At present, measurement of ACE-2 regulation is based on measurement of ACE-2 mRNA expression, immunological assays (Western blotting, immunohistochemistry) or determination of the rate of specific substrate metabolism. All of these techniques provide useful information about ACE-2 but have limitations. Measurement of changes in mRNA expression does not always translate into changes in protein expression (Vickers J Biol Chem 277: 14838-14843 2002; Wang et al. J Am Soc Nephrol 8: 193-198 1997). The discovery of microRNAs (miRNA) provides a basis for this dichotomy. MicroRNAs and other small interfering RNAs can inhibit translation of mRNA into protein (Zamore et al. Sci 309: 1519- 1524 2005). A dichotomy between mRNA expression and protein expression has been shown for ACE-2 in transgenic mouse brains (Doobay et al. Am J Physiol Regul Integr Comp Physiol 292:R373-R381 2007), as well as for ACE-2, renin, and ACE-lin the placenta of mice exposed to a hypoxic stress (Goyal et al. Placenta 32: 134-139 201 1). Assays of protein immunoreactivity have four major limitations: specificity, quantification, reproducibility, and functionality. Antibodies used to assay a protein are frequently polyclonal and can recognize a variety of antigenic sites in a protein, and sometimes in other proteins which have similar antigenic sites. This lack of specificity can lead to false positive signals for the protein of interest. The heterogeneity of antigenic sites can be eliminated using monoclonal antibodies, but questions of specificity of the antigenic site to a single protein of interest remain. There is no established stoichiometric ratio of polyclonal antibody staining to antigen. Thus, only semiquantitative estimates of the amount of protein of interest can be made, often indicated as (-), (+), (++), and (+++) (Doobay et al. Am J Physiol Regul Integr Comp Physiol 292:R373-R381 2007). The reproducibility issue relates to the fact that supplies of polyclonal antibodies are finite and continued

immunological assay requires new antibodies that may not provide equivalent targeting of the protein of interest. Also, it may not be possible to use a specific antibody in a species because it was raised in that species and secondary antibodies would not be able to distinguish the antiprotein antibody from all the other antibodies in the animal. The problem of functionality may be the most critical. The presence of the antigenic site does not provide any evidence for the functionality of the protein. The protein might not even be intact but a remnant can still be displaying the antigenic site to the antibody.

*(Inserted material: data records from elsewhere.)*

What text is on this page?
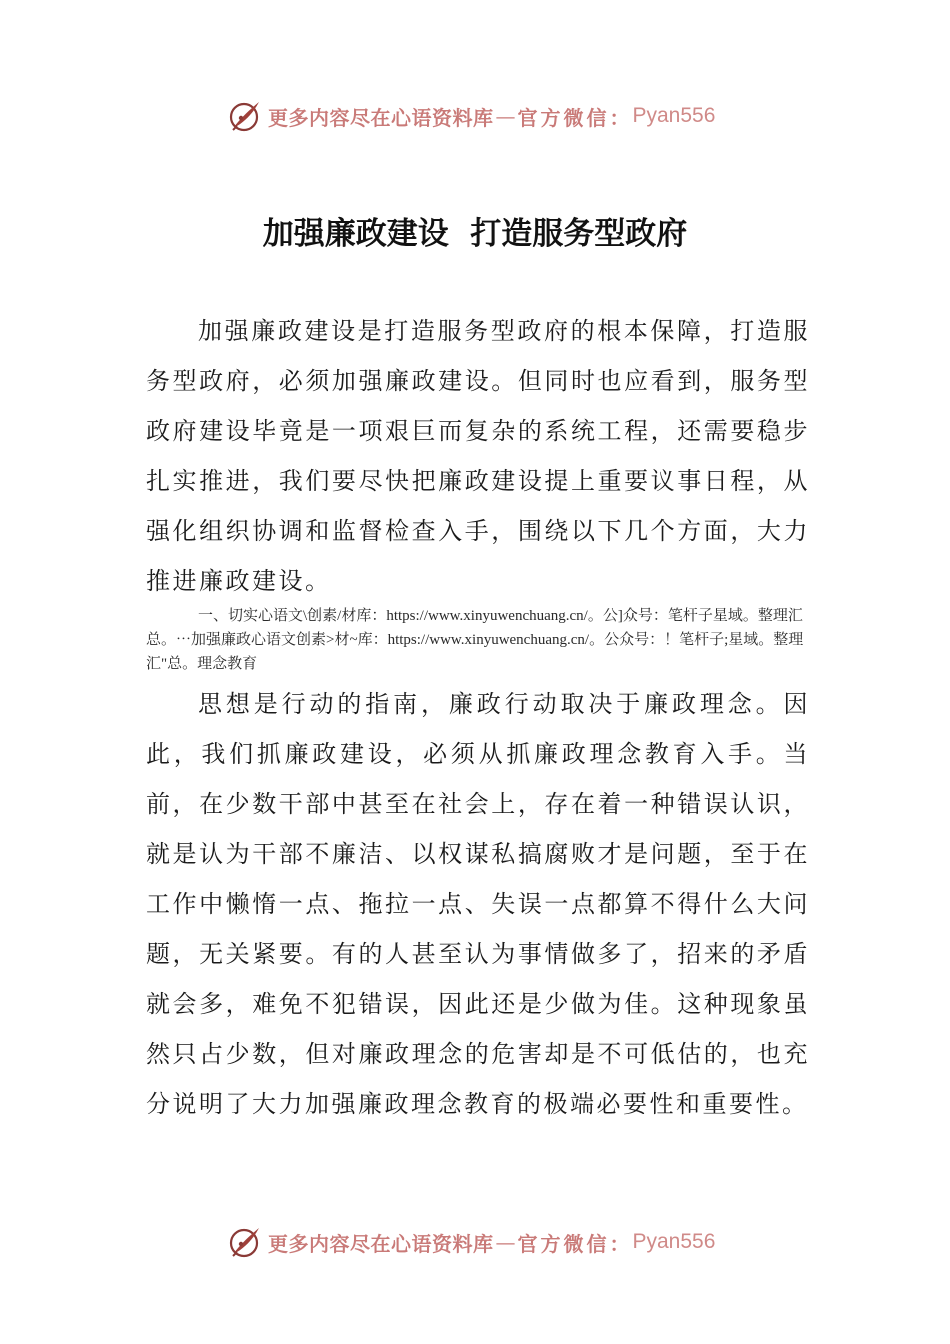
更多内容尽在心语资料库 — 官方微信： Pyan556
加强廉政建设  打造服务型政府

加强廉政建设是打造服务型政府的根本保障，打造服务型政府，必须加强廉政建设。但同时也应看到，服务型政府建设毕竟是一项艰巨而复杂的系统工程，还需要稳步扎实推进，我们要尽快把廉政建设提上重要议事日程，从强化组织协调和监督检查入手，围绕以下几个方面，大力推进廉政建设。

一、切实心语文\创素/材库：https://www.xinyuwenchuang.cn/。公]众号：笔杆子星域。整理汇总。⋯加强廉政心语文创素>材~库：https://www.xinyuwenchuang.cn/。公众号：！笔杆子;星域。整理汇"总。理念教育

思想是行动的指南，廉政行动取决于廉政理念。因此，我们抓廉政建设，必须从抓廉政理念教育入手。当前，在少数干部中甚至在社会上，存在着一种错误认识，就是认为干部不廉洁、以权谋私搞腐败才是问题，至于在工作中懒惰一点、拖拉一点、失误一点都算不得什么大问题，无关紧要。有的人甚至认为事情做多了，招来的矛盾就会多，难免不犯错误，因此还是少做为佳。这种现象虽然只占少数，但对廉政理念的危害却是不可低估的，也充分说明了大力加强廉政理念教育的极端必要性和重要性。

更多内容尽在心语资料库 — 官方微信： Pyan556
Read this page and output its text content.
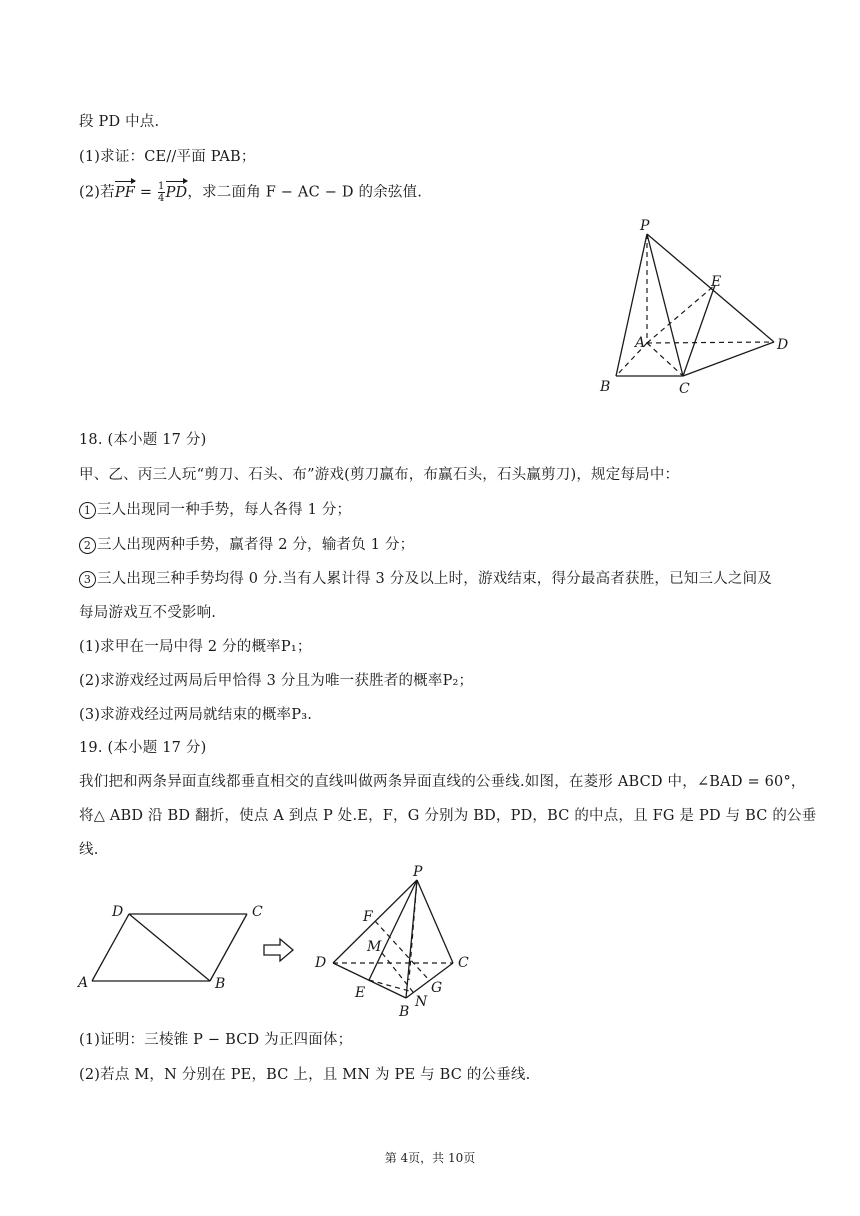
段 PD 中点.
(1)求证：CE//平面 PAB；
(2)若PF = $\frac{1}{4}$ PD，求二面角 F − AC − D 的余弦值.
P
E
A	D
B	C
18. (本小题 17 分)
甲、乙、丙三人玩“剪刀、石头、布”游戏(剪刀赢布，布赢石头，石头赢剪刀)，规定每局中：
1 三人出现同一种手势，每人各得 1 分；
2 三人出现两种手势，赢者得 2 分，输者负 1 分；
3 三人出现三种手势均得 0 分.当有人累计得 3 分及以上时，游戏结束，得分最高者获胜，已知三人之间及
每局游戏互不受影响.
(1)求甲在一局中得 2 分的概率P₁；
(2)求游戏经过两局后甲恰得 3 分且为唯一获胜者的概率P₂；
(3)求游戏经过两局就结束的概率P₃.
19. (本小题 17 分)
我们把和两条异面直线都垂直相交的直线叫做两条异面直线的公垂线.如图，在菱形 ABCD 中，∠BAD = 60°，
将△ ABD 沿 BD 翻折，使点 A 到点 P 处.E，F，G 分别为 BD，PD，BC 的中点，且 FG 是 PD 与 BC 的公垂
线.
D	C
A	B
P
F
M
D	C
E	G
N
B
(1)证明：三棱锥 P − BCD 为正四面体；
(2)若点 M，N 分别在 PE，BC 上，且 MN 为 PE 与 BC 的公垂线.
第 4页，共 10页
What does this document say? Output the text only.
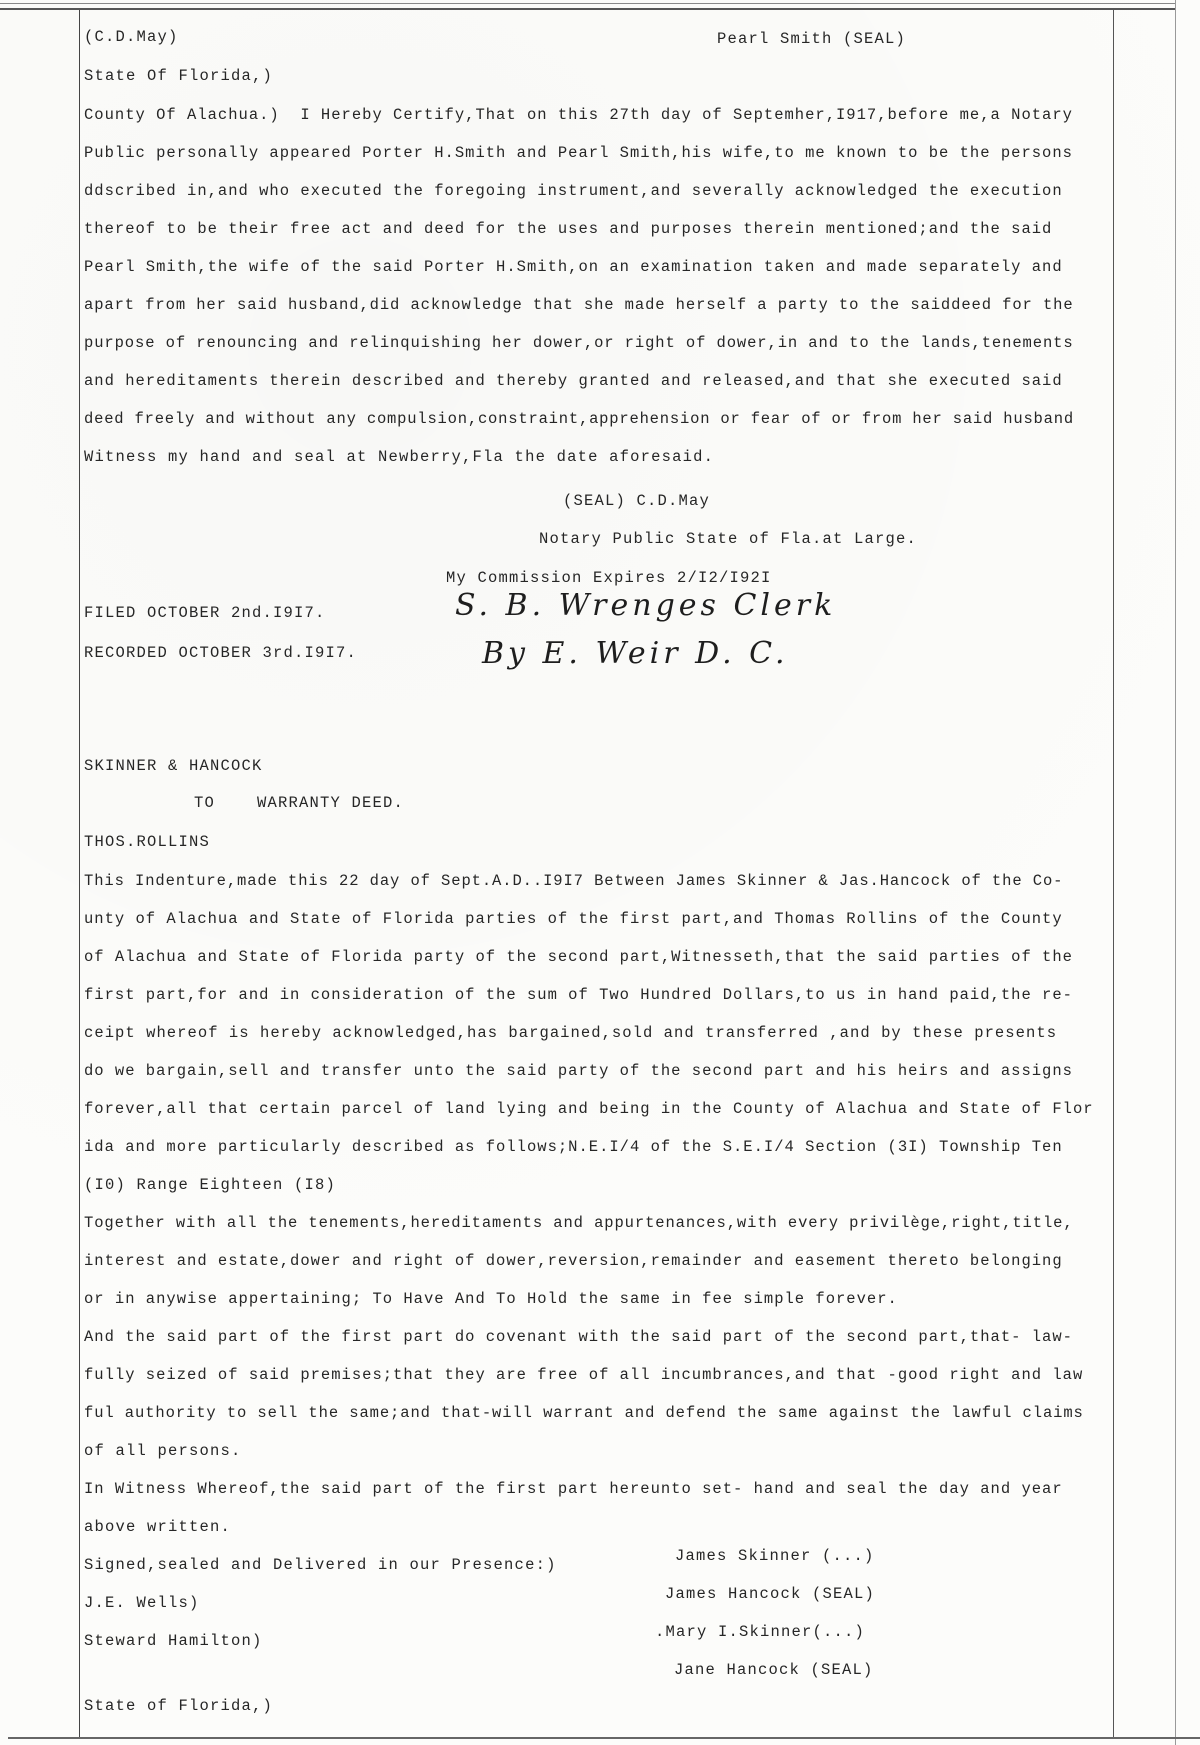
(C.D.May)	Pearl Smith (SEAL)
State Of Florida,)
County Of Alachua.)  I Hereby Certify,That on this 27th day of Septemher,I917,before me,a Notary
Public personally appeared Porter H.Smith and Pearl Smith,his wife,to me known to be the persons
ddscribed in,and who executed the foregoing instrument,and severally acknowledged the execution
thereof to be their free act and deed for the uses and purposes therein mentioned;and the said
Pearl Smith,the wife of the said Porter H.Smith,on an examination taken and made separately and
apart from her said husband,did acknowledge that she made herself a party to the saiddeed for the
purpose of renouncing and relinquishing her dower,or right of dower,in and to the lands,tenements
and hereditaments therein described and thereby granted and released,and that she executed said
deed freely and without any compulsion,constraint,apprehension or fear of or from her said husband
Witness my hand and seal at Newberry,Fla the date aforesaid.
(SEAL) C.D.May
Notary Public State of Fla.at Large.
My Commission Expires 2/I2/I92I
FILED OCTOBER 2nd.I9I7.
RECORDED OCTOBER 3rd.I9I7.
S. B. Wrenges Clerk
By E. Weir D. C.
SKINNER & HANCOCK
TO    WARRANTY DEED.
THOS.ROLLINS
This Indenture,made this 22 day of Sept.A.D..I9I7 Between James Skinner & Jas.Hancock of the Co-
unty of Alachua and State of Florida parties of the first part,and Thomas Rollins of the County
of Alachua and State of Florida party of the second part,Witnesseth,that the said parties of the
first part,for and in consideration of the sum of Two Hundred Dollars,to us in hand paid,the re-
ceipt whereof is hereby acknowledged,has bargained,sold and transferred ,and by these presents
do we bargain,sell and transfer unto the said party of the second part and his heirs and assigns
forever,all that certain parcel of land lying and being in the County of Alachua and State of Flor
ida and more particularly described as follows;N.E.I/4 of the S.E.I/4 Section (3I) Township Ten
(I0) Range Eighteen (I8)
Together with all the tenements,hereditaments and appurtenances,with every privilège,right,title,
interest and estate,dower and right of dower,reversion,remainder and easement thereto belonging
or in anywise appertaining; To Have And To Hold the same in fee simple forever.
And the said part of the first part do covenant with the said part of the second part,that- law-
fully seized of said premises;that they are free of all incumbrances,and that -good right and law
ful authority to sell the same;and that-will warrant and defend the same against the lawful claims
of all persons.
In Witness Whereof,the said part of the first part hereunto set- hand and seal the day and year
above written.
Signed,sealed and Delivered in our Presence:)
J.E. Wells)
Steward Hamilton)
State of Florida,)
James Skinner (...)
James Hancock (SEAL)
.Mary I.Skinner(...)
Jane Hancock (SEAL)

Assays of functional activity of enzymes are of great value but do not have high anatomical resolution because it is often necessary to take a whole organ or a substantial part of it to be able to have sufficient enzyme for assay of its activity. In addition, there can be some question of specificity of the enzymatic activity and the need for chromogenic substrate which may not accurately represent the naturally-occurring substrate of interest.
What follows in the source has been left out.